The Court pointed out that gender identity disorder was not a medical procedure or treatment that falls into the jurisdiction of the Family Court of Australia under section 67ZC of the Family Law Act 1975 (Cth).  It would only be relevant should there be a dispute about whether treatment – in stages one or two – should be provided, and what form the treatment should take.  In terms of stage 2 interventions, the Court’s recommendation to grant the parents the decision-making authority was appropriate unless the child was deemed Gillick competent.

If the child was found to be Gillick competent, the child could consent to the treatment, and the court’s authorisation was not required.  The question of determining whether a child was Gillick competent was a matter for the Court.  According to the Court: “The ability of a child to make his or her own decision in respect of medical treatment depends on that child having sufficient understanding and intelligence to make the decision.”


Was Quinn Gillick competent?

According to his mother, Quinn had been dressing as a boy since he was four years old.
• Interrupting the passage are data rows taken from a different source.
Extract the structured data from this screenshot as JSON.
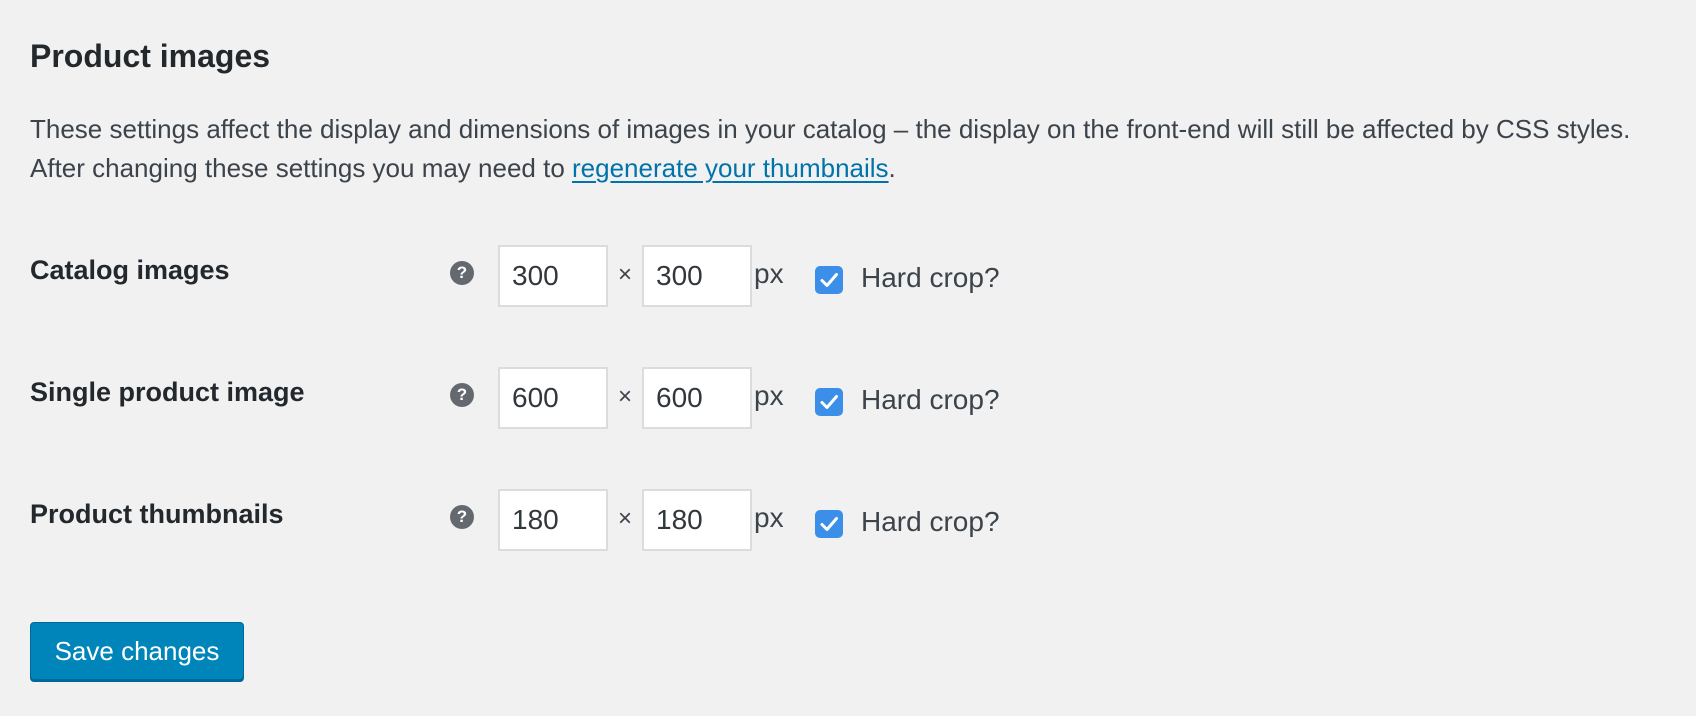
{
  "section": {
    "title": "Product images",
    "description_before_link": "These settings affect the display and dimensions of images in your catalog – the display on the front-end will still be affected by CSS styles. After changing these settings you may need to ",
    "link_text": "regenerate your thumbnails",
    "description_after_link": "."
  },
  "rows": [
    {
      "label": "Catalog images",
      "help_glyph": "?",
      "width": "300",
      "height": "300",
      "times": "×",
      "unit": "px",
      "hard_crop_checked": true,
      "hard_crop_label": "Hard crop?"
    },
    {
      "label": "Single product image",
      "help_glyph": "?",
      "width": "600",
      "height": "600",
      "times": "×",
      "unit": "px",
      "hard_crop_checked": true,
      "hard_crop_label": "Hard crop?"
    },
    {
      "label": "Product thumbnails",
      "help_glyph": "?",
      "width": "180",
      "height": "180",
      "times": "×",
      "unit": "px",
      "hard_crop_checked": true,
      "hard_crop_label": "Hard crop?"
    }
  ],
  "footer": {
    "save_label": "Save changes"
  },
  "colors": {
    "background": "#f1f1f1",
    "link": "#0073aa",
    "checkbox": "#3b8fe8",
    "primary_button": "#0085ba"
  },
  "icons": {
    "help": "help-icon",
    "check": "checkmark-icon"
  }
}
She also stated that Quinn was very aware of the implications of surgery, the pain and discomfort it would entail, and the fact that it would affect his ability to breastfeed should he change his mind.  She deposed that he had never faltered in his desire to have the operation and had become increasingly depressed as surgery had been put off pending the outcome of court processes.  He had also independently researched hormone therapy and wanted to start testosterone treatment within the next twelve months.  She deposed that she was confident that Quinn was “taking an intelligent, mature and measured approach to his future …”  Quinn’s father and some of his treating doctors also provided evidence in terms of Quinn’s Gillick competence.

The Court examined whether there was a dispute or controversy.  Although Quinn wished to have irreversible surgery, termed a stage 3 intervention, prior to commencing stage 2 treatment, there were guidelines by WPATH that considered when deviation from the stages may be suitable – for instance when the circumstances of the individual child and clinical judgment would require it.  In Quinn’s particular situation, he had not yet embarked on stage 2 treatment, which he wished to start once he turned sixteen, but he wished to have “top surgery” as soon as possible.

The surgery would greatly improve Quinn’s quality of life, in terms of reducing his gender dysphoria as well as decreasing the physiological and physical pain he was experiencing due to his large bust.  Moreover, the stage 2 hormonal treatment would masculinise Quinn’s appearance, creating a hairy face and chest.  The Court stated that “[t]his would be incongruent with a person with an E cup breast and would certainly contribute and potentially provoke abuse and stigmatisation” which could have a detrimental impact on Quinn’s mental state.  Although society had begun to accept transgender individuals, the Court nevertheless felt that they may be less inclined to accept an individual with large breasts, coupled with facial and chest hair.  This could create more confusion for Quinn, as he would have a mix of both male and female secondary sexual characteristics.

The primary disadvantage for Quinn in proceeding with “top surgery” prior to stage 2 treatment, is that the hormonal treatment is usually undertaken for 12 months, giving the person time to become socially accustomed to his new gender, before undertaking surgical procedures that are on the whole irreversible.  However, Quinn’s case was unique in that his large breasts caused him both physical and psychological pain.  And once he embarked on hormonal treatment, his breasts would still be noticeable, exacerbating his gender dysphoria.  Quinn also had a history of depression and anxiety, and self-harm.  The Court found that any risk of proceeding with the surgery was outweighed by the benefits that Quinn would derive from it.

The Court therefore held that it had no concerns about Quinn undergoing the surgery, rather it was concerned about the impact on Quinn were surgery to be delayed.